Tem um relatório das ações da empresa aqui, em pdf.

E DAÍ?

Vejam que tudo começou porque o contrato da empresa com o governo, segundo o Diário Oficial, tinha ocorrido por dispensa de licitação. Foi isso que, no início, despertou minha atenção. Mas, como temos visto ao longo de vários outros episódios, parece que a turma anda tratando de forma muito desleixada os registros que publica naquele períodico. E parece que, na base do tanto faz como tanto fez, a burocracia estatal acha que dá no mesmo publicar coisas com erros ou não.

O outro fato curioso, o endereço da empresa, também chamou a atenção do MPSC. Mas é, por enquanto, apenas isso: um fato curioso. É muito pouco para afirmar qualquer coisa. Sem adicionar dados concretos, frutos de alguma investigação séria, não tem como prolongar o assunto. Mas, na internet, essas ponderações não fazem muito sucesso: sempre aparece alguém que soma um fragmento descontextualizado de informação a muitos adjetivos e diz coisas definitivas sobre pessoas, empresas e coisas, sem se importar com o efeito que isso poderá causar.

Como resultado, quem mantenha uma posição crítica, mas procure fazer isso com alguma responsabilidade, acaba sendo confundido com aqueles que fazem coisa parecida, mas com total irresponsabilidade.
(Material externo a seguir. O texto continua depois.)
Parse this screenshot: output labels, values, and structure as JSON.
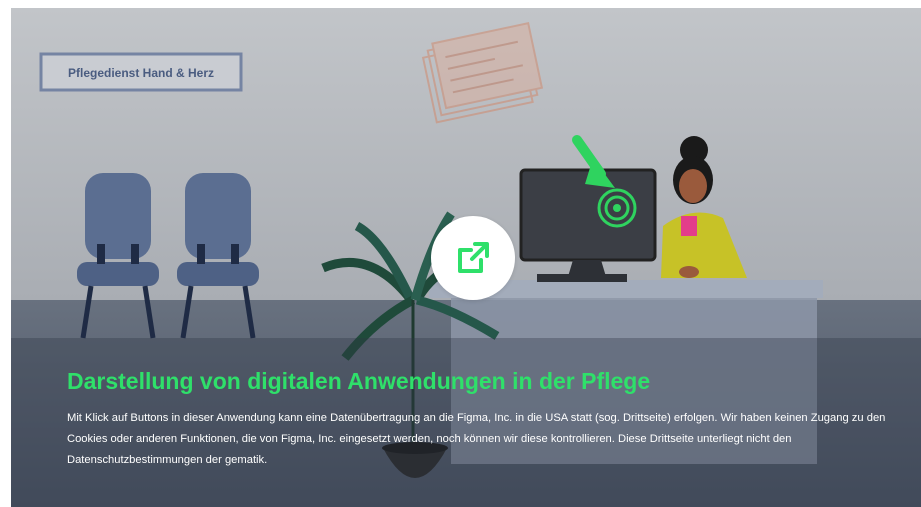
{
  "media": {
    "sign_label": "Pflegedienst Hand & Herz",
    "headline": "Darstellung von digitalen Anwendungen in der Pflege",
    "disclaimer": "Mit Klick auf Buttons in dieser Anwendung kann eine Datenübertragung an die Figma, Inc. in die USA statt (sog. Drittseite) erfolgen. Wir haben keinen Zugang zu den Cookies oder anderen Funktionen, die von Figma, Inc. eingesetzt werden, noch können wir diese kontrollieren. Diese Drittseite unterliegt nicht den Datenschutzbestimmungen der gematik.",
    "open_button_icon": "external-link-icon"
  },
  "colors": {
    "accent": "#2fe06a",
    "wall": "#b7babf",
    "floor": "#5e6777",
    "chair": "#5a6d8e",
    "desk": "#9aa4b4",
    "sign_border": "#6f7fa0",
    "sign_text": "#4a5c80"
  }
}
Como se todos os que levantam os tapetes para ver se tem algo oculto e ousam mostram a nudez do rei fossem uns moleques criadores de caso, que não sabem o que dizem. Há, dentre nós, de fato, quem esteja a serviço de interesses menores, mas há muitos de nós que procuramos nos colocar a serviço da democracia e da verdade (ou, pelo menos da parte visível da verdade). E que não gostam nada dessa história de telefone sem fio que aumenta um conto a cada ponto.

Então, é ou não é um grande problema pra gente pensar enquanto o domingo termina com um desses céus absurdamente bonitos de maio?

Discussão

Comentários estão desativados para este post.

  1. Prezado Jornalista;

    Sobre sua nota “Telefone sem fio sem fim” informando que sua “denúncia” se deu por desleixo nas publicações oficiais no Diário Oficial do Estado, tenho a informar que jamais houve qualquer erro, como poderá ser verificado (para o bem da verdade), no DOESC de nº 18.532, pag. 56, do dia 22/01/2009.
    Lá esta o EXTRATO DE CONTRATO de nº 002/2009, sendo que nunca houve a realização e consequente publicação dessa tal Dispensa de Licitação citada. Mas como você mesmo diz, há quem esteja a serviço de interesses menores.

    Certo de sua atenção, subscrevo-me

    Sérgio Lehmkuhl
    Assessor Jurídico/SANTUR

    Em tempo: desculpe se mandei mais de uma vez, computador não é o meu forte.

    Posted by Sérgio Lehmkuhl | maio 11, 2009, 18:26
  2. Doutor Lehmkuhl, gostei de ver sua confiança em afirmar que “jamais houve qualquer erro” no Diário Oficial do Estado. Bom, como não estou “a serviço de interesses menores”, conforme sua bem humorada cartinha sugere, vou rever o registro no DOE e minha nota original, para ver se, de fato, houve um equívoco. Como eu não sou igual ao DOE e às vezes erro, se for o caso voltarei ao assunto.